PankowDie positive Bedeutung des Wortes Asyl beweisen 300 Jahre Zusammenwachsen mit den Hugenotten, Glaubensflüchtlingen aus Frankreich. Brandenburg war durch den 30-jährigen Krieg zerstört und halb entvölkert, Häuser und Orte "wüst", also verlassen. Kurfürst Georg Wilhelm warb deshalb 1685 französische Refugiées. Ihnen wurden leerstehende Häuser, Baumaterial, Ackerland, Kredit und Befreiung von Steuern zugesagt, dazu eigene Schulen, Verwaltung, Gottesdienst, Gerichte und Armenverwaltung, ohne den Zwang zur deutschen Sprache.

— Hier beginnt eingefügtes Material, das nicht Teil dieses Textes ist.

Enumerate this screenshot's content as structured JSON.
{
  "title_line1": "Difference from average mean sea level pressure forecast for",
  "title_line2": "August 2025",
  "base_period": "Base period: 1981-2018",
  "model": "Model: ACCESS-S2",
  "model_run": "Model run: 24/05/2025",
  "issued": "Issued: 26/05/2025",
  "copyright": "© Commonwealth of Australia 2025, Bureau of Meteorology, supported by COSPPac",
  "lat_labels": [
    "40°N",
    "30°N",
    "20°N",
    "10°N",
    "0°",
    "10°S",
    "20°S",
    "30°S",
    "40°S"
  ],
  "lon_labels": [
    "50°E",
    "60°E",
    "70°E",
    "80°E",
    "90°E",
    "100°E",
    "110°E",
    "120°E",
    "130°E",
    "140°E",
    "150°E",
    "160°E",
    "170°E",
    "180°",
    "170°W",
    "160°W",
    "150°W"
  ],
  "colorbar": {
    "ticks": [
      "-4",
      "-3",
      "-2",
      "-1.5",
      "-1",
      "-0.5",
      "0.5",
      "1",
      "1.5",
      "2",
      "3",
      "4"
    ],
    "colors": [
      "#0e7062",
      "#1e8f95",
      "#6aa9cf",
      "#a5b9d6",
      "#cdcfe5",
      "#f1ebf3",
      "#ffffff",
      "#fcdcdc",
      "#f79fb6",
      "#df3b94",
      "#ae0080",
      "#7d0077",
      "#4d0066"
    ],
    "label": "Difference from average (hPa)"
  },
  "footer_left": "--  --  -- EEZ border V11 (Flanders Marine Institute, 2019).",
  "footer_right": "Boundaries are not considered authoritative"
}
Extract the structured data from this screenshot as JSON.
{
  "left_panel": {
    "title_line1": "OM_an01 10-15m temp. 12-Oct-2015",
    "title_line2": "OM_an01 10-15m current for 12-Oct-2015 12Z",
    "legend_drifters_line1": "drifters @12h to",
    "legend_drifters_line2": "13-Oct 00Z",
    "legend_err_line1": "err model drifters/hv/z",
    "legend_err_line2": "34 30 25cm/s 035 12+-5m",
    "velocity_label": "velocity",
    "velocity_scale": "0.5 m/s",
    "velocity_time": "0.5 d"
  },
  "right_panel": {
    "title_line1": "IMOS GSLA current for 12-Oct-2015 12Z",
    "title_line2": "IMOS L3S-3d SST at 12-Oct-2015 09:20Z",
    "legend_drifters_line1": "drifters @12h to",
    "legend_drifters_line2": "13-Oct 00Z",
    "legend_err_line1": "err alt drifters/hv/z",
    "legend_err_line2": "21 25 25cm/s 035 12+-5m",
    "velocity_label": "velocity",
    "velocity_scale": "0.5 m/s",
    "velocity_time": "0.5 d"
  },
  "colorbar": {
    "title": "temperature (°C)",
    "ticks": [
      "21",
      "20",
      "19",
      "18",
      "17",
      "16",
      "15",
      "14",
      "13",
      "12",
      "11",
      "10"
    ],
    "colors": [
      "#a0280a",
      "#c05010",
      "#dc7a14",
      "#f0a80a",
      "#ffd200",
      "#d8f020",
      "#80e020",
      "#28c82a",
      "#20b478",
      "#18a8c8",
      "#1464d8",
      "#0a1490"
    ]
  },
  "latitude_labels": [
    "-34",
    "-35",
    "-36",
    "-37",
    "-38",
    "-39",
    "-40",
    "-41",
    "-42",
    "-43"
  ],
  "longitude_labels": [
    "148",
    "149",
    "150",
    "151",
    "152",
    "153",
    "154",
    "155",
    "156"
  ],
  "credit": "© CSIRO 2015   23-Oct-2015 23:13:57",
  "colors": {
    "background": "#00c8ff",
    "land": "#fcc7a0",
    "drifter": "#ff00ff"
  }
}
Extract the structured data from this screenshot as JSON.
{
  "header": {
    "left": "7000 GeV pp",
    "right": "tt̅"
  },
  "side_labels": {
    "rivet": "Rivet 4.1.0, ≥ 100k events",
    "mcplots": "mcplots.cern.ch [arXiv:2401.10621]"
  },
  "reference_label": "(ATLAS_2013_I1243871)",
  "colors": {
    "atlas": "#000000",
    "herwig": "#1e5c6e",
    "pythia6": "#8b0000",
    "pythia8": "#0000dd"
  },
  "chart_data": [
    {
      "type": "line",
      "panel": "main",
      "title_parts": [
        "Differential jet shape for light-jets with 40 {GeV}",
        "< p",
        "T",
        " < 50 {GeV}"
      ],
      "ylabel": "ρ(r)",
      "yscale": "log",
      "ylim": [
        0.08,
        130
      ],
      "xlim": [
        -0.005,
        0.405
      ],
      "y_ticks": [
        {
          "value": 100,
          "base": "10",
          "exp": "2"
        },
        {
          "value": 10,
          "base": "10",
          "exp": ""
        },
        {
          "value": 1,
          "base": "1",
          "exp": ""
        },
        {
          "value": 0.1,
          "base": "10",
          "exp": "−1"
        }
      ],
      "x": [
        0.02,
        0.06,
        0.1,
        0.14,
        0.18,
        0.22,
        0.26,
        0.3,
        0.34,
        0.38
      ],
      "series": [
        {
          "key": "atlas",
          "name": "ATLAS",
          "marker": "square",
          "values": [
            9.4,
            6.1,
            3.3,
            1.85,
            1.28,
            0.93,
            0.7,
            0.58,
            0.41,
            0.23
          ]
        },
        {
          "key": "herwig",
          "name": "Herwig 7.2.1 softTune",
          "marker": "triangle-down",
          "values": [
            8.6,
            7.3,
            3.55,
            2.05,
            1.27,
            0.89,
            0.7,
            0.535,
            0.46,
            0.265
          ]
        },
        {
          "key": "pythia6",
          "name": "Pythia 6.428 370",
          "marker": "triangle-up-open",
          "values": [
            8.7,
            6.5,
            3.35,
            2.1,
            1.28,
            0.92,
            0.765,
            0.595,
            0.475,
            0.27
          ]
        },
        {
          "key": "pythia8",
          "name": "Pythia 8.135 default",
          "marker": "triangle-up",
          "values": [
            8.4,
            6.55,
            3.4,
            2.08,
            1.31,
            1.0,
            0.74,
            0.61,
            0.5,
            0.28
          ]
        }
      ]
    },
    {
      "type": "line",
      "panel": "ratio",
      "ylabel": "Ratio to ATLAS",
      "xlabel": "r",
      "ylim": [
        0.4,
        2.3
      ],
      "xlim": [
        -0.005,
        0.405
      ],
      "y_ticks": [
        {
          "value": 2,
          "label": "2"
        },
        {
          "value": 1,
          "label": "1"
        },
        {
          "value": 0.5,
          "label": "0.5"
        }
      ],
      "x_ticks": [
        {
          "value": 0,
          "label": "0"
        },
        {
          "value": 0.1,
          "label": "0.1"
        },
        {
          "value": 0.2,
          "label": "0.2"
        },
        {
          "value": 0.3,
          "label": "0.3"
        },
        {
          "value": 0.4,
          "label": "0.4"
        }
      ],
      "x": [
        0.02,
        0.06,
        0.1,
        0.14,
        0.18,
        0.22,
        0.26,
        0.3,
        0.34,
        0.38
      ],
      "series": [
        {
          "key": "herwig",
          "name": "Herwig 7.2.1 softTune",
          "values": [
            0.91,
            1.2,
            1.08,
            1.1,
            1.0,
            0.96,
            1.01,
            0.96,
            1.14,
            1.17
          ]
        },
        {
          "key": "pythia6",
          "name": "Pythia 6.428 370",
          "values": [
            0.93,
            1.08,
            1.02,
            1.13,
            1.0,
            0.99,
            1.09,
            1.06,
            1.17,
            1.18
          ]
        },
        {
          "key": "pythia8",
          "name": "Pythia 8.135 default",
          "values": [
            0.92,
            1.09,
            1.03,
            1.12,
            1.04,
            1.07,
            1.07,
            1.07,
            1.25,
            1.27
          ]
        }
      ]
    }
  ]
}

Die Gründe hierfür waren auch wirtschaftliche: Das Kurfürstentum erhielt spezialisierte Handwerker (Textil, Uhren, Gold- und Silberschmiede). Landwirte und Gärtner brachten Gemüsesorten mit (Bohnen, grüne Erbsen, Blumenkohl, Artischocken und Spargel). Sie eröffneten Konditoreien und Lokale. Die Angeworbenen mussten große Teile des Anmarschweges zu Fuß gehen, so auch Fontanes Vorfahren aus dem Languedoc. In Wellen kamen sie zwischen 1684 und 1710 nach Brandenburg, insgesamt 20.000, davon ein Viertel in Berlin. In den Dörfern ringsum siedelten sie in Buchholz, Spandau und Köpenick. Allmählich löste sich der enge Zusammenhalt der Refugiées auf. Ab 1826 wurde der Gottesdienst auf Deutsch abgehalten. Bei der Versorgung Berlins mit Gemüse und Feldfrüchten spielte Buchholz ab 1750 eine Rolle, die auch Nicolais Beschreibung Berlins betont. Chodowieckis Stich einer Wallfahrt nach Französisch-Buchholz von 1775 mag Anlass gewesen sein. Als Ausflugsziel lag Französisch-Buchholz noch vor dem Eisenbahnbau in erreichbarer Nähe. In den Erinnerungskanon fand die Hugenottenzuwanderung durch den Terrakottafries des neuerbauten Roten Rathauses 1876.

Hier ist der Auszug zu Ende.